De la brume dans mes lunettes_extrait #10

Régine Café, 11h33.

Étonnement, il n’y a pas de line-up! Il y a TOUJOURS un line-up chez Régine. Hiver comme été, on attend un 15-20 minutes avant d’avoir une table, parfois plus. Mais c’est tellement bon que ça ne me dérange pas d’attendre. L’hiver, par grand froid, ils sont assez gentils pour servir des boissons chaudes aux gens qui attendent. Sauf que ce matin, il fait un vrai froid de janvier, humide et sibérien dans les -25 avec un facteur vent autour de -45. Le genre de froid qui fait crisper le tissu synthétique des manteaux. Faque on se les gèle! J’ai même du frimât dans ma moustache, c’est pour dire! C’est ça porter la barbe l’hiver.

Je marche rapidement devant la vitrine du resto et j’aperçois la 10 qui s’arrête au coin de De Lorimier. Au même moment, je reçois un texto d’Éric :

– Je sors de la bus!

La bus! LA BUS!!! J’ai beau lui répéter encore et encore qu’on dit UN autobus, mais il aime beaucoup me faire siller les oreilles avec LA bus et autres mauvais accords de français. Il vient d’une région, tsé. Une région pas si éloignée, il me semble, mais faut l’entendre sortir des expressions étranges du genre : « y fait brun d’bonne heure »! Bref, c’est bin important pour moi, le français, autant écrit que parlé et j’essaie de m’appliquer. Je reprends beaucoup mes amis, d’ailleurs. Comme une vieille institutrice gossante. Me manque juste la règle et les lunettes à chainette.

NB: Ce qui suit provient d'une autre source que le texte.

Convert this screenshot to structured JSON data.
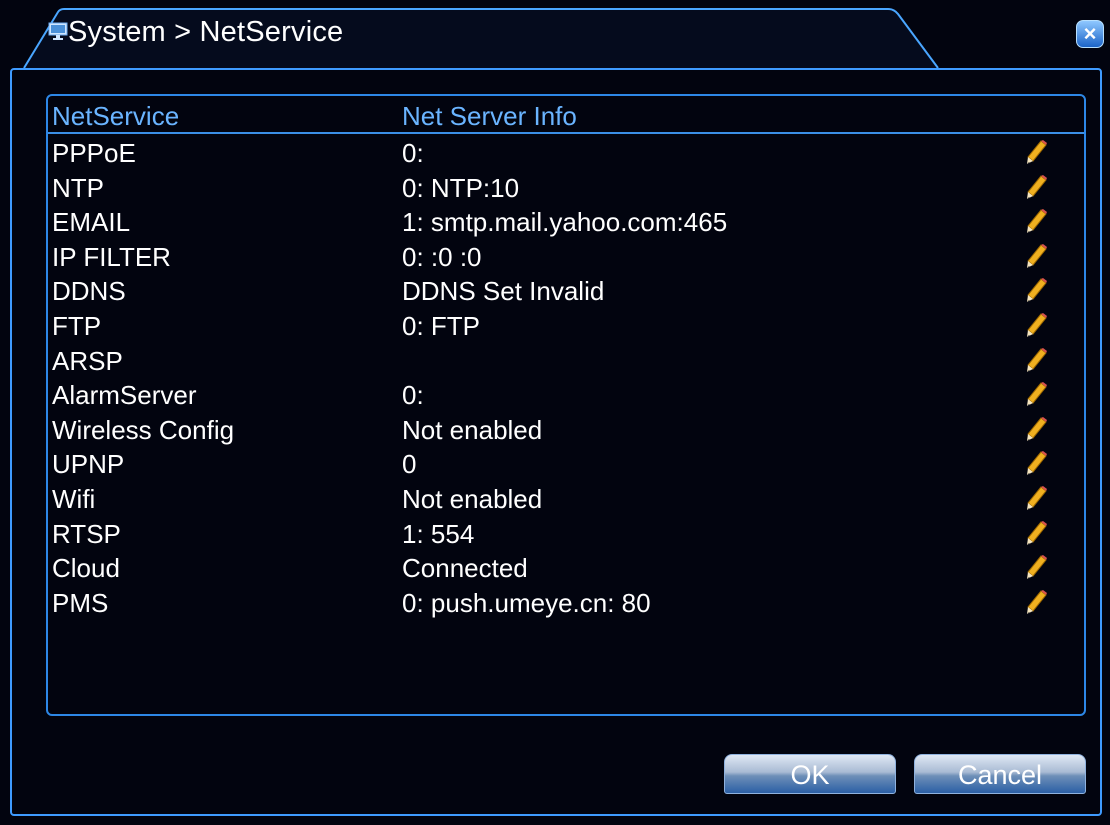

– Parfait, je viens d’arriver!

– Prends-nous un bon spot!

– Yessssir!

Parce qu’on est de belles et bonnes personnes, l’hôtesse/serveuse nous a proposé une table dans la section cozy, celle avec les chaises au style impérial ultra confos. C’est pas juste bon chez Régine, c’est beau et l’ambiance est réconfortante. C’est comme prendre sont p’tit dej chez une matante gâteau. J’essaie d’y aller au moins une fois par semaine. C’est une fréquentation qui habitait pas loin de là qui m’y a emmené la première fois. Ça sert aussi à ça, dater des gars. On découvre de nouveaux endroits, de nouvelles recettes, de nouveaux amis. Ça peut mener loin.

En garçon bien élevé, j’ai laissé Éric prendre son aise sur la dite chaise exagérée. Il était content. Il choisit toujours la banquette quand on va au resto. Pis j’aime ça quand mes amis sont contents. Anyways, Éric c’est pas un gars compliqué. Je lui aurais proposé un déjeuner assis par terre avec du bacon trop cuit au micro-ondes pis des œufs durs ensachés qu’il aurait trouvé ça cool.

Comme d’habitude, j’ai pris le Chic croissant. Avec un thé Buckingham, l’équivalent du English Breakfast. J’aime le thé aussi, beaucoup. C’est un ex-collègue du Starbuck qui m’a fait découvrir le thé. Au début, je buvais de l’infecte Salada, ew! Je ne sais plus trop pourquoi, mais j’en avais toujours une boite à la maison. Mais j’ai changé depuis. Je suis devenu plus bourgeois, avec le « temps », you know. Depuis, je m’approvisionne au David’s Tea – je suis un Grand buveur – ou je fais venir du thé Harrods de Londres quand mes vieux amis vont dans les Zeuropes. Chu exagéré d’même.

– Pis, mon beau lapin, parle-moi d’toi!